Из этих-то благословенных мест, плюнув на легендарных водоплавающих, отправился в Париж Шарль де Батц, ставший прототипом д'Артаньяна. Легко представить себе, как он ехал и откуда выехал: таких полузамков-полуамбаров тут полно. Ближайший большой город — Тулуза — построен из красного кирпича, но на мелочи, вроде небогатых родовых поместий и церквей романтического облика, хватало и местного серого камня. Замок д'Артаньянов был небольшой, в зелени и цветущих сливах, под фигурной черепичной крышей с обязательной башенкой, от чего останавливается сердце у всякого, кто хоть раз в жизни раскрывал сказки с картинками.
Гасконский ландшафт — один из самых умиротворяющих во Франции, скандалисты тут рождаются для равновесия. Золотое сечение рельефа — не то что в соседнем Провансе, состоящем из сплошных горизонталей, с единственной вертикалью — кипарисом. Д'Артаньян ехал по невысоким холмам, желтым от цветущего рапса, вдоль виноградников и миндальных деревьев, по дорогам, невзначай переходящим в платановые аллеи. Первый привал сделал (должен был сделать) у Жимон-Каюзака, еще не зная, что очень скоро поможет Атосу заколоть этого самого (или, по крайней мере, родню) Каюзака у монастыря кармелиток в Париже. Я-то в Каюзаке мирно купил на ферме паштета — вдвое дешевле, чем в Оше или Тулузе, не говоря про Париж.

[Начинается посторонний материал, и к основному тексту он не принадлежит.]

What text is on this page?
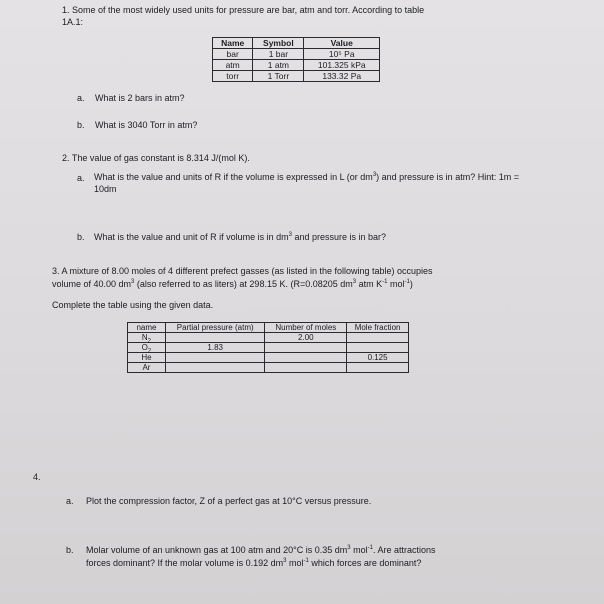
1. Some of the most widely used units for pressure are bar, atm and torr. According to table
1A.1:
Name	Symbol	Value
bar	1 bar	10⁵ Pa
atm	1 atm	101.325 kPa
torr	1 Torr	133.32 Pa
a. What is 2 bars in atm?
b. What is 3040 Torr in atm?
2. The value of gas constant is 8.314 J/(mol K).
a. What is the value and units of R if the volume is expressed in L (or $dm^3$) and pressure is in atm? Hint: 1m = 10dm
b. What is the value and unit of R if volume is in $dm^3$ and pressure is in bar?
3. A mixture of 8.00 moles of 4 different prefect gasses (as listed in the following table) occupies
volume of 40.00 $dm^3$ (also referred to as liters) at 298.15 K. (R=0.08205 $dm^3$ atm $K^{-1}$ mol$^{-1}$)
Complete the table using the given data.
name	Partial pressure (atm)	Number of moles	Mole fraction
$N_2$		2.00	
$O_2$	1.83		
He			0.125
Ar			
4.
a. Plot the compression factor, Z of a perfect gas at 10°C versus pressure.
b. Molar volume of an unknown gas at 100 atm and 20°C is 0.35 $dm^3$ mol$^{-1}$. Are attractions
forces dominant? If the molar volume is 0.192 $dm^3$ mol$^{-1}$ which forces are dominant?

Дюма было двадцать, когда он прибыл в столицу, — на год старше д'Артаньяна. Его глубинка, Вилле-Котре, находилась всего в 85 километрах от Парижа, но это была беспросветная деревенская глушь — такова и сейчас.
Таинственные законы управляют соотношением провинции и центра. Понятно, что столица обладает мощной центростремительной силой, достаточно взглянуть на Москву, Лондон, тот же Париж. Но уже все мешается в Италии, где с Римом открыто соперничает Милан и самодостаточны Флоренция и Венеция; или в Германии с делением сфер влияния между Берлином, Франкфуртом, Мюнхеном; или в Штатах, где Вашингтон по всем статьям уступает не только Нью-Йорку, но и Лос-Анджелесу, и Бостону, и Чикаго. Однако у столицы есть и центробежная сила, отшвыривающая близлежащие города на расстояния, не равные дистанциям в километрах. Нависание столицы, ощущение «почти столицы» лишает воли. Наро-Фоминск ничего не выигрывает от близости Москвы: так глохнет мелкий кустарник в тени большого дерева. Вилле-Котре провинциальнее Оша.